In conclusion, a major driver of the fact that accounting for long-term condition count has only a modest effect on overall YLL is that, as well as being common in people who die from COVID-19, long-term conditions and multimorbidity are common in older people in the general population.
Our work was completed before the recent concerns over COVID-19 deaths in care homes became prominent and was not designed to address this issue. It was designed instead to determine whether, since the presence of long-term conditions and multimorbidity are common among people who died from COVID-19, the years of life lost among people dying from COVID-19 can be assumed to be low. Our findings demonstrate that this is not the case.
Since inclusion in the Welsh dataset simply required having been being registered with a participating general practice (GP), and since all care home residents in the UK are registered with a local GP, people resident in care homes will have been included in our survival models. Moreover, although the comorbidity prevalence data from the ISS reports was based solely on hospitalised patients, the age-sex distribution from the ISS reports included anyone who died from COVID-19 provided they had tested positive for SARS CoV2. Therefore, care home residents will have contributed to the average YLL in the estimates we produced.

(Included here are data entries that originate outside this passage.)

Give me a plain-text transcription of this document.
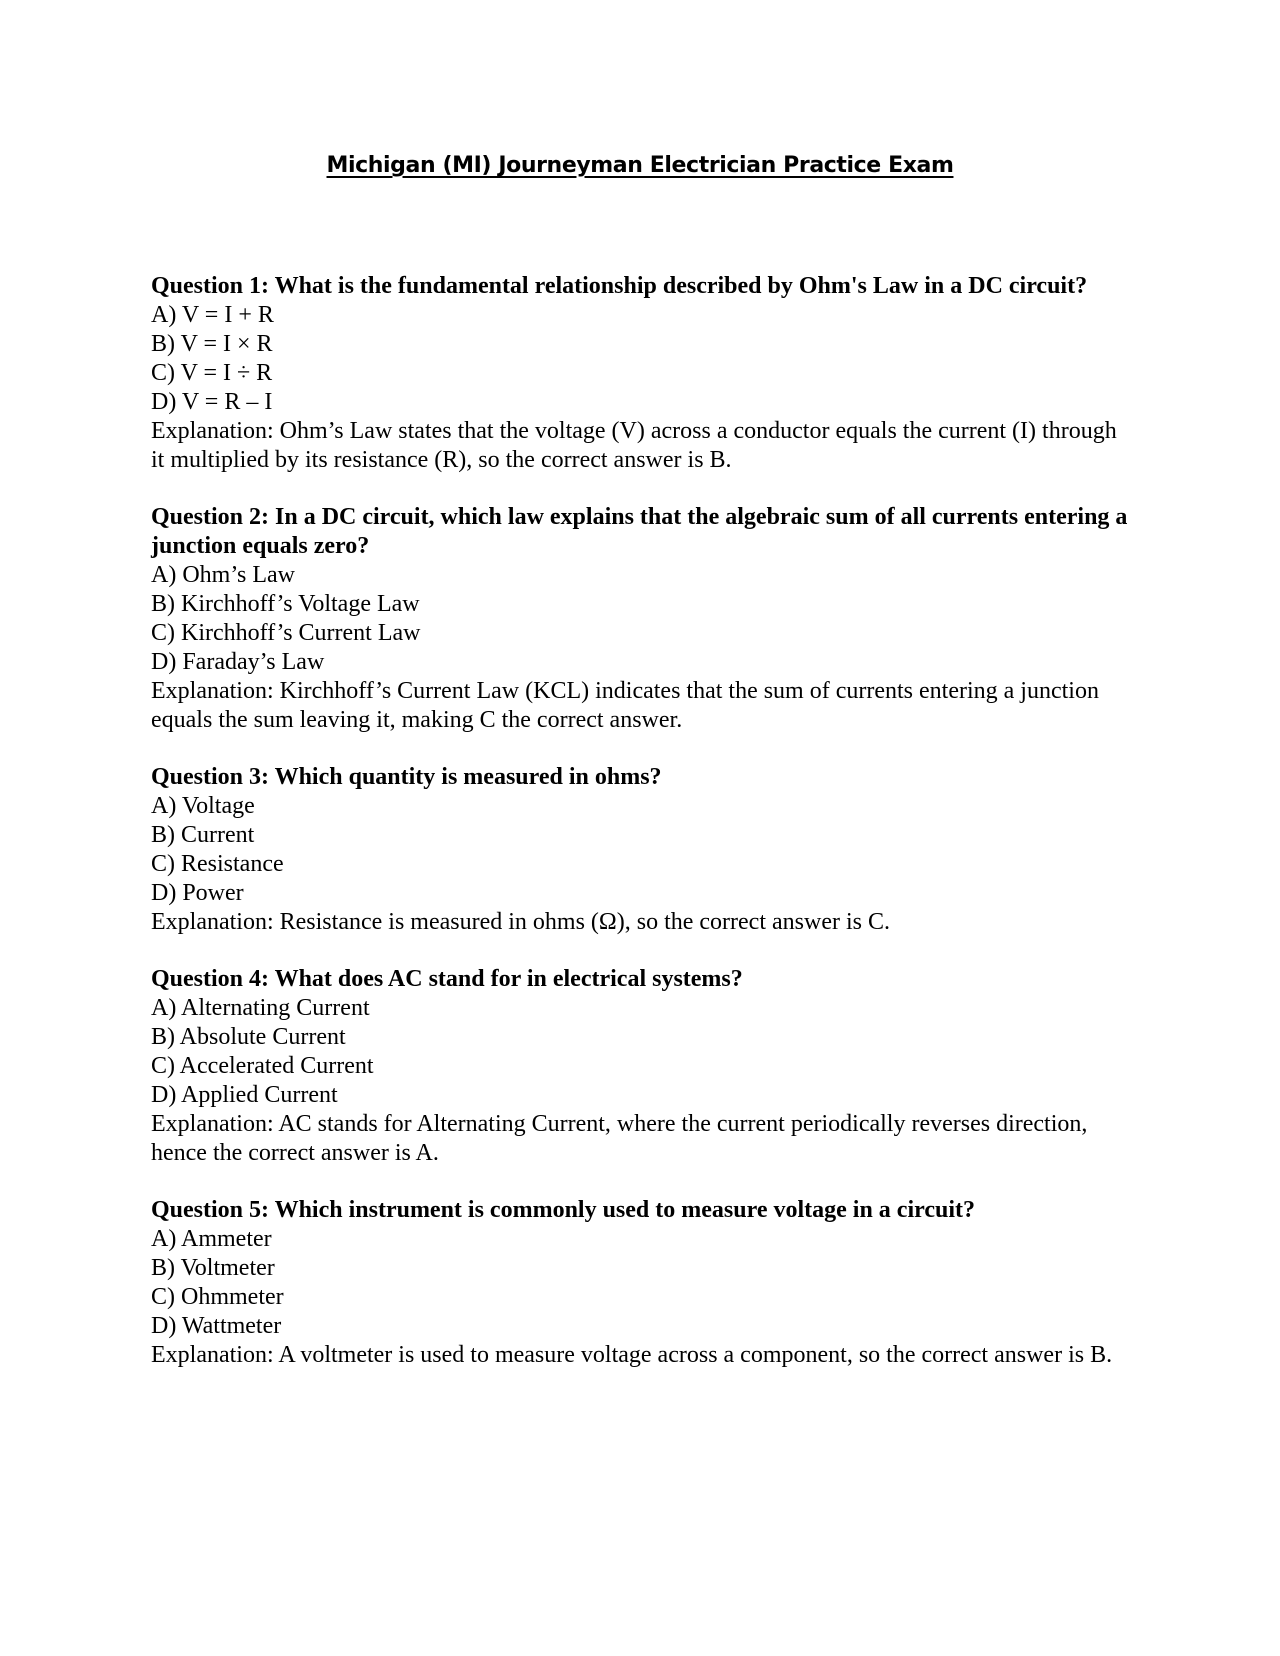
Michigan (MI) Journeyman Electrician Practice Exam

Question 1: What is the fundamental relationship described by Ohm's Law in a DC circuit?

A) V = I + R

B) V = I × R

C) V = I ÷ R

D) V = R – I

Explanation: Ohm’s Law states that the voltage (V) across a conductor equals the current (I) through it multiplied by its resistance (R), so the correct answer is B.

Question 2: In a DC circuit, which law explains that the algebraic sum of all currents entering a junction equals zero?

A) Ohm’s Law

B) Kirchhoff’s Voltage Law

C) Kirchhoff’s Current Law

D) Faraday’s Law

Explanation: Kirchhoff’s Current Law (KCL) indicates that the sum of currents entering a junction equals the sum leaving it, making C the correct answer.

Question 3: Which quantity is measured in ohms?

A) Voltage

B) Current

C) Resistance

D) Power

Explanation: Resistance is measured in ohms (Ω), so the correct answer is C.

Question 4: What does AC stand for in electrical systems?

A) Alternating Current

B) Absolute Current

C) Accelerated Current

D) Applied Current

Explanation: AC stands for Alternating Current, where the current periodically reverses direction, hence the correct answer is A.

Question 5: Which instrument is commonly used to measure voltage in a circuit?

A) Ammeter

B) Voltmeter

C) Ohmmeter

D) Wattmeter

Explanation: A voltmeter is used to measure voltage across a component, so the correct answer is B.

Nonetheless, we strongly agree that care home residents, are a special population, in whom more severe disease, multimorbidity and frailty are likely to be commoner. We also agree that there are good biological reasons for suspecting that care home residents may be over-represented among COVID-19 deaths compared to other causes of death (because it is an infectious disease and people in care homes are in a communal residence), and that the inclusion of more care home residents would likely have lowered the YLL in our analyses. Therefore, we would argue that the best approach for determining life expectancy in this group would be to estimate it using data which includes care home residency status.